By: Norm Goyer
“What goes around comes around.” In the late 1920s, the supply of surplus Curtiss JN-4s and Standards ran out. There were no more bargains, either in airplanes or in the OX-5 engines. Both of these were available for peanuts either salted or plain. In that time span, there were a large number of young people who wanted to fly but could not afford to buy a certified aircraft. Sound familiar? It should. The same scenario is happening right now. Way back then, there were several very popular mechanic’s magazine similar to Popular Mechanics, Popular Science and Mechanics’ Illustrated and I am sure a dozen more. One of these enterprising magazines ran plans for the Pietenpol Air Camper, four months in a row. The airplane was a very simple, single place, parasol with a Ford Model A engine. The aircraft was designed by BH Pietenpol, specifically for those who had little money, but a keen desire to fly. Why a Model A Ford? Because they were everywhere, garages, junk yards and in farmer’s Ford tractors. The Model A engine was as simple a production engine as could be designed. Often you asked and one was given to you simply to get the old Ford out of the yard. It was a heavy slug of an engine with a flat head, simple radiator for cooling and a spark advance on the steering wheel. You started it by cranking the early ones. You had to wait a bit for electrical starters but they eventually showed up on the Fords. Almost overnight a brand new industry started up, selling parts to turn the A engine into a more suitable engine for airplanes. Meanwhile after the war, the Pietenpol gang had ditched the Model A engine and started using the Corvair engine for its lighter weight and more power.

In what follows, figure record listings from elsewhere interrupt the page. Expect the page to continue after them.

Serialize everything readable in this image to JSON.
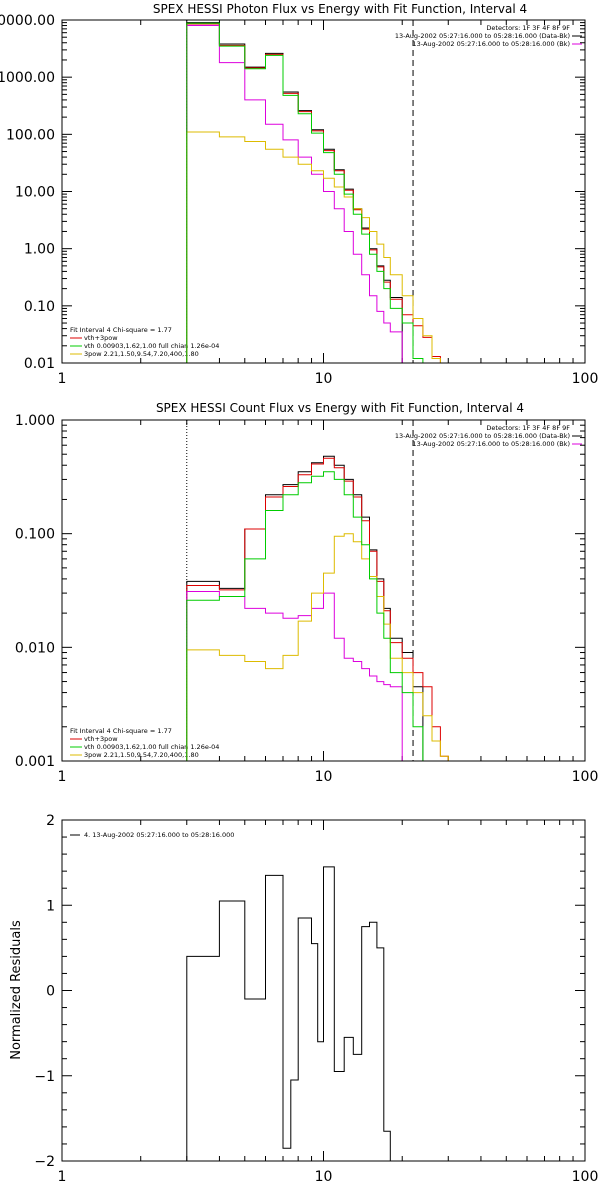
{
  "chart_data": [
    {
      "type": "line",
      "title": "SPEX HESSI Photon Flux vs Energy with Fit Function, Interval 4",
      "xscale": "log",
      "yscale": "log",
      "xlim": [
        1,
        100
      ],
      "ylim": [
        0.01,
        10000
      ],
      "xticklabels": [
        "1",
        "10",
        "100"
      ],
      "yticklabels": [
        "10000.00",
        "1000.00",
        "100.00",
        "10.00",
        "1.00",
        "0.10",
        "0.01"
      ],
      "ytickvalues": [
        10000,
        1000,
        100,
        10,
        1,
        0.1,
        0.01
      ],
      "vlines": [
        {
          "x": 3,
          "style": "dotted"
        },
        {
          "x": 22,
          "style": "dashed"
        }
      ],
      "header_lines": [
        "Detectors: 1F 3F 4F 8F 9F",
        "13-Aug-2002 05:27:16.000 to 05:28:16.000 (Data-Bk)",
        "13-Aug-2002 05:27:16.000 to 05:28:16.000 (Bk)"
      ],
      "legend_lines": [
        "Fit Interval 4   Chi-square = 1.77",
        "vth+3pow",
        "vth 0.00903,1.62,1.00  full chian 1.26e-04",
        "3pow 2.21,1.50,9.54,7.20,400,1.80"
      ],
      "edges": [
        3.0,
        4.0,
        5.0,
        6.0,
        7.0,
        8.0,
        9.0,
        10.0,
        11.0,
        12.0,
        13.0,
        14.0,
        15.0,
        16.0,
        17.0,
        18.0,
        20.0,
        22.0,
        24.0,
        26.0,
        28.0
      ],
      "series": [
        {
          "name": "Data-Bk",
          "color": "#000000",
          "values": [
            9000,
            3800,
            1500,
            2600,
            550,
            260,
            120,
            55,
            24,
            11,
            5.0,
            2.3,
            1.0,
            0.5,
            0.28,
            0.14,
            null,
            null,
            null,
            null
          ]
        },
        {
          "name": "vth+3pow",
          "color": "#dd0000",
          "values": [
            8500,
            3600,
            1450,
            2500,
            520,
            250,
            115,
            52,
            23,
            10.5,
            4.8,
            2.2,
            0.95,
            0.48,
            0.26,
            0.13,
            0.07,
            0.045,
            0.028,
            0.013
          ]
        },
        {
          "name": "vth",
          "color": "#00cc00",
          "values": [
            8800,
            3500,
            1400,
            2400,
            480,
            230,
            105,
            48,
            20,
            9,
            4,
            1.8,
            0.8,
            0.4,
            0.2,
            0.09,
            0.05,
            0.012,
            null,
            null
          ]
        },
        {
          "name": "Bk",
          "color": "#dd00dd",
          "values": [
            8000,
            1800,
            400,
            150,
            80,
            40,
            20,
            10,
            5,
            2,
            0.8,
            0.35,
            0.15,
            0.08,
            0.05,
            0.035,
            null,
            null,
            null,
            null
          ]
        },
        {
          "name": "3pow",
          "color": "#ddbb00",
          "values": [
            110,
            90,
            75,
            55,
            40,
            30,
            23,
            17,
            12,
            8,
            5,
            3.5,
            2.0,
            1.2,
            0.7,
            0.35,
            0.15,
            0.06,
            0.03,
            0.012
          ]
        }
      ]
    },
    {
      "type": "line",
      "title": "SPEX HESSI Count Flux vs Energy with Fit Function, Interval 4",
      "xscale": "log",
      "yscale": "log",
      "xlim": [
        1,
        100
      ],
      "ylim": [
        0.001,
        1
      ],
      "xticklabels": [
        "1",
        "10",
        "100"
      ],
      "yticklabels": [
        "1.000",
        "0.100",
        "0.010",
        "0.001"
      ],
      "ytickvalues": [
        1,
        0.1,
        0.01,
        0.001
      ],
      "vlines": [
        {
          "x": 3,
          "style": "dotted"
        },
        {
          "x": 22,
          "style": "dashed"
        }
      ],
      "header_lines": [
        "Detectors: 1F 3F 4F 8F 9F",
        "13-Aug-2002 05:27:16.000 to 05:28:16.000 (Data-Bk)",
        "13-Aug-2002 05:27:16.000 to 05:28:16.000 (Bk)"
      ],
      "legend_lines": [
        "Fit Interval 4   Chi-square = 1.77",
        "vth+3pow",
        "vth 0.00903,1.62,1.00  full chian 1.26e-04",
        "3pow 2.21,1.50,9.54,7.20,400,1.80"
      ],
      "edges": [
        3.0,
        4.0,
        5.0,
        6.0,
        7.0,
        8.0,
        9.0,
        10.0,
        11.0,
        12.0,
        13.0,
        14.0,
        15.0,
        16.0,
        17.0,
        18.0,
        20.0,
        22.0,
        24.0,
        26.0,
        28.0,
        30.0
      ],
      "series": [
        {
          "name": "Data-Bk",
          "color": "#000000",
          "values": [
            0.038,
            0.033,
            0.11,
            0.22,
            0.27,
            0.35,
            0.42,
            0.48,
            0.4,
            0.3,
            0.22,
            0.14,
            0.072,
            0.04,
            0.022,
            0.012,
            0.009,
            0.0045,
            null,
            null,
            null
          ]
        },
        {
          "name": "vth+3pow",
          "color": "#dd0000",
          "values": [
            0.035,
            0.032,
            0.11,
            0.21,
            0.26,
            0.33,
            0.41,
            0.46,
            0.38,
            0.29,
            0.21,
            0.13,
            0.07,
            0.038,
            0.021,
            0.011,
            0.008,
            0.006,
            0.0045,
            0.002,
            0.0011
          ]
        },
        {
          "name": "vth",
          "color": "#00cc00",
          "values": [
            0.026,
            0.028,
            0.06,
            0.16,
            0.22,
            0.28,
            0.32,
            0.35,
            0.3,
            0.22,
            0.14,
            0.08,
            0.04,
            0.02,
            0.012,
            0.006,
            0.004,
            0.002,
            0.001,
            null,
            null
          ]
        },
        {
          "name": "Bk",
          "color": "#dd00dd",
          "values": [
            0.031,
            0.028,
            0.022,
            0.02,
            0.018,
            0.019,
            0.022,
            0.03,
            0.012,
            0.008,
            0.0075,
            0.0065,
            0.0056,
            0.005,
            0.0047,
            0.0045,
            null,
            null,
            null,
            null,
            null
          ]
        },
        {
          "name": "3pow",
          "color": "#ddbb00",
          "values": [
            0.0095,
            0.0085,
            0.0075,
            0.0065,
            0.0085,
            0.017,
            0.03,
            0.045,
            0.095,
            0.1,
            0.085,
            0.06,
            0.042,
            0.028,
            0.016,
            0.008,
            0.006,
            0.004,
            0.0025,
            0.0015,
            0.0011
          ]
        }
      ]
    },
    {
      "type": "line",
      "title": "",
      "xscale": "log",
      "yscale": "linear",
      "xlim": [
        1,
        100
      ],
      "ylim": [
        -2,
        2
      ],
      "xticklabels": [
        "1",
        "10",
        "100"
      ],
      "yticklabels": [
        "2",
        "1",
        "0",
        "−1",
        "−2"
      ],
      "ytickvalues": [
        2,
        1,
        0,
        -1,
        -2
      ],
      "ylabel": "Normalized Residuals",
      "legend_lines": [
        "4. 13-Aug-2002 05:27:16.000 to 05:28:16.000"
      ],
      "edges": [
        3.0,
        4.0,
        5.0,
        6.0,
        7.0,
        7.5,
        8.0,
        9.0,
        9.5,
        10.0,
        11.0,
        12.0,
        13.0,
        14.0,
        15.0,
        16.0,
        17.0,
        18.0,
        20.0,
        22.0
      ],
      "series": [
        {
          "name": "4. 13-Aug-2002 05:27:16.000 to 05:28:16.000",
          "color": "#000000",
          "values": [
            0.4,
            1.05,
            -0.1,
            1.35,
            -1.85,
            -1.05,
            0.85,
            0.55,
            -0.6,
            1.45,
            -0.95,
            -0.55,
            -0.75,
            0.75,
            0.8,
            0.5,
            -1.65,
            -2.1,
            null
          ]
        }
      ]
    }
  ]
}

About the same amount of time after World War II, came the all wood VP and other simple cheap, easy to build homebuilts and guess what? Most used VW engines. Why? Same reason, they were everywhere and they did work more or less. Again firms rebuilt the engines to be more suitable for aircraft. For instance, an auto engine does not produce any horizontal thrust working on the crankshaft front bearings, their torque is perpendicular to the pulley. But in an airplane the propeller is constantly pulling the flywheel off of its pressed bearings. Lots of VW powered homebuilts using junk yard engines found out the hard way that stock VW engines did not work in airplanes. As a result some excellent modified VW engines were redesigned just for aircraft. Many of these are still available. So it is plain to see that when economic times are tough, flying is not going to stop, it is just going to change back to simple aircraft which can be built inexpensively by homebuilders.
Is it safe to purchase a used homebuilt aircraft for use as a personal aircraft for sport flying? Yes, if you follow a few rules; plus use a whole lot of common sense. Knuckle walkers really shouldn’t build their own airplanes. I would never fly in an airplane I built. I am a slob when it comes to building. I love it, but am not good at it. Flying is my thing.
These are my thoughts only, I am not an FAA A & P. I have no certificates of any kind except flying ones. So, be aware these are some facts I have learned with over 60 years of experience with aircraft.
It is generally thought that an all metal aircraft are safer and easier to evaluate than either a wood or composite aircraft. You can easily see if the correct type of metal was used and the plane was assembled with the correct rivets in the right places, right sizes and material. Modern metal planes like the RV and Murphy’s are pre punched, meaning the aircraft builder has to use the correct materials and procedures. Next safest in my opinion are the tube and fabric aircraft such as a replica Cub or a RANs aircraft. Homebuilts can be covered with doped synthetic fabric or airtight sail cloth such as most ultralights and some homebuilts use. Don’t sign any contracts to purchase until the plane has been inspected by an expert in the construction of that aircraft. Never ever purchase an experimental aircraft because it has a nice finish. A coat of paint can cover a million sins. Paint does not hold the airplane together while flying.
I would never purchase a homebuilt unless it had a current certified engine in it. If I were building it, I would install any engine I wanted to, but buying one used, only trust Continental, Lycoming or the four stroke Rotax engines which are very good engines. These engines again are only as good as the amount of care they have been afforded by their owners. A large percentage of homebuilt accidents are caused by engine out on takeoff.
If you have high time in aircraft such as a Cessna 172 or a Piper Warrior, I wouldn’t buy an RV-3 and take off for home. NO WAY. The RVs are excellent flying aircraft but they are not Cessna 172 easy. Try to stick to your experience envelope. It is a good idea not to get checked out by the seller of the aircraft. Try to find an expert in that type of aircraft and have him or her check you out. An added plus is that the person will also check the aircraft carefully before flying it.
Yes, buying a used homebuilt is as safe as you make it. Leave nothing to chance. Experiencing an engine out at low altitude in a unfamiliar aircraft is not the start of a fun day.